= Master of Management: Co-operatives and Credit Unions =

The Master of Management: Co-operatives and Credit Unions (MMCCU) is a master's degree in co-operative and credit union administration. The degree is currently offered solely through an international program at the Sobey School of Business at Saint Mary's University in Halifax, Nova Scotia. The program is designed for students entering business management and degree applicants come from diverse academic disciplines.

The MMCCU degree is designed to improve students' understanding of management within the context of the co-operative economic model. Similar to the more traditional MBA, students are introduced to economics, accounting, human resources, marketing, technology, best practices and equity management.

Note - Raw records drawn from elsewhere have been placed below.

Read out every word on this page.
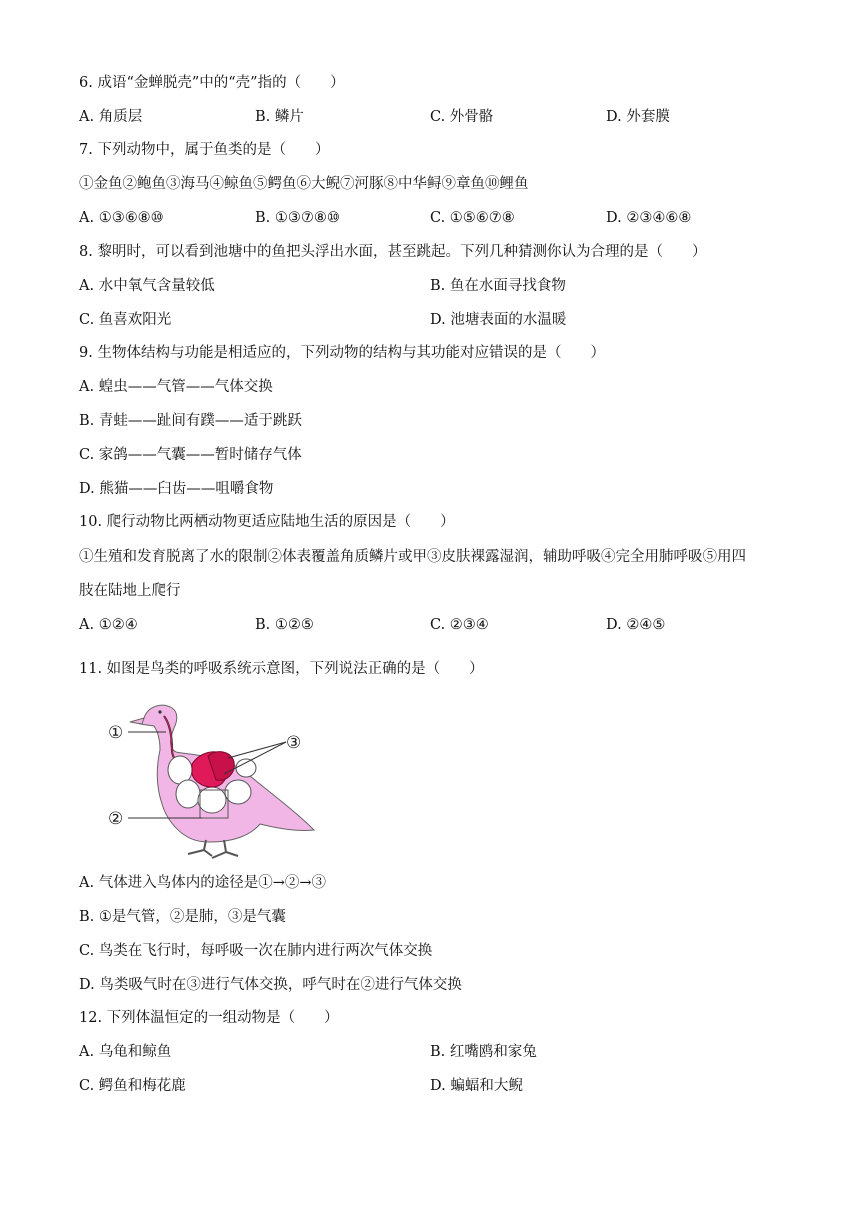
6. 成语“金蝉脱壳”中的“壳”指的（　　）
A. 角质层	B. 鳞片	C. 外骨骼	D. 外套膜
7. 下列动物中，属于鱼类的是（　　）
①金鱼②鲍鱼③海马④鲸鱼⑤鳄鱼⑥大鲵⑦河豚⑧中华鲟⑨章鱼⑩鲤鱼
A. ①③⑥⑧⑩	B. ①③⑦⑧⑩	C. ①⑤⑥⑦⑧	D. ②③④⑥⑧
8. 黎明时，可以看到池塘中的鱼把头浮出水面，甚至跳起。下列几种猜测你认为合理的是（　　）
A. 水中氧气含量较低	B. 鱼在水面寻找食物
C. 鱼喜欢阳光	D. 池塘表面的水温暖
9. 生物体结构与功能是相适应的，下列动物的结构与其功能对应错误的是（　　）
A. 蝗虫——气管——气体交换
B. 青蛙——趾间有蹼——适于跳跃
C. 家鸽——气囊——暂时储存气体
D. 熊猫——臼齿——咀嚼食物
10. 爬行动物比两栖动物更适应陆地生活的原因是（　　）
①生殖和发育脱离了水的限制②体表覆盖角质鳞片或甲③皮肤裸露湿润，辅助呼吸④完全用肺呼吸⑤用四
肢在陆地上爬行
A. ①②④	B. ①②⑤	C. ②③④	D. ②④⑤
11. 如图是鸟类的呼吸系统示意图，下列说法正确的是（　　）
①
②
③
A. 气体进入鸟体内的途径是①→②→③
B. ①是气管，②是肺，③是气囊
C. 鸟类在飞行时，每呼吸一次在肺内进行两次气体交换
D. 鸟类吸气时在③进行气体交换，呼气时在②进行气体交换
12. 下列体温恒定的一组动物是（　　）
A. 乌龟和鲸鱼	B. 红嘴鸥和家兔
C. 鳄鱼和梅花鹿	D. 蝙蝠和大鲵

The MMCCU also teaches the history and philosophy of the co-operative management model and hosts international symposia.

While the coursework is delivered exclusively on-line, participants proceed as cohorts and meet in person three times during the process: once for Orientation Week in Halifax, once for a field trip in the second year and finally for Convocation upon completion.

==Background==
The MMCCU degree program was created in 2002 by a partnership between Saint Mary's University and the Co-operative Management Education Co-operative (CMEC), a federation of over 50 cooperatives. This co-operative consists of co-operatives, individuals, as well as educational and support institutions. Members donated nearly $1 million to fund the program and the curriculum was approved by the Maritime Provinces' Higher Education Commission. The program was founded by Saint Mary's University Professor John Chamard and took its first students in 2003. The first cohort graduated in 2007. While other methods of training in co-operatives exist, the MMCCU is the only English-language master's degree in co-operative management by a business school that is internationally accredited. The Sobey School of Business, the home of the MMCCU, has accreditation through the Association to Advance Collegiate Schools of Business (AACSB).

===Method of delivery===
The MMCCU is an on-line only program using the Blackboard Learning System virtual environment. With the exception of the orientation and field trip, the classes only meet on-line. Students move through the program as a cohort, so once a student starts they must commit to the entire program or drop-out.

==Program content==
The Cooperative Principles are central to MMCCU curriculum.

==Reception==
A survey of co-operative managers who completed the degree found that while they were satisfied with the program, only 40% of respondents were able to implement ideas they learned in their workplaces.

==Notes==
CooperationWorks! trains cooperative developers in the United States. The University of Toronto offers an undergraduate program in co-operatives, the University of Wisconsin offers a survey course on co-operatives, and the University of Massachusetts offers an undergraduate certificate in applied economic research on cooperatives.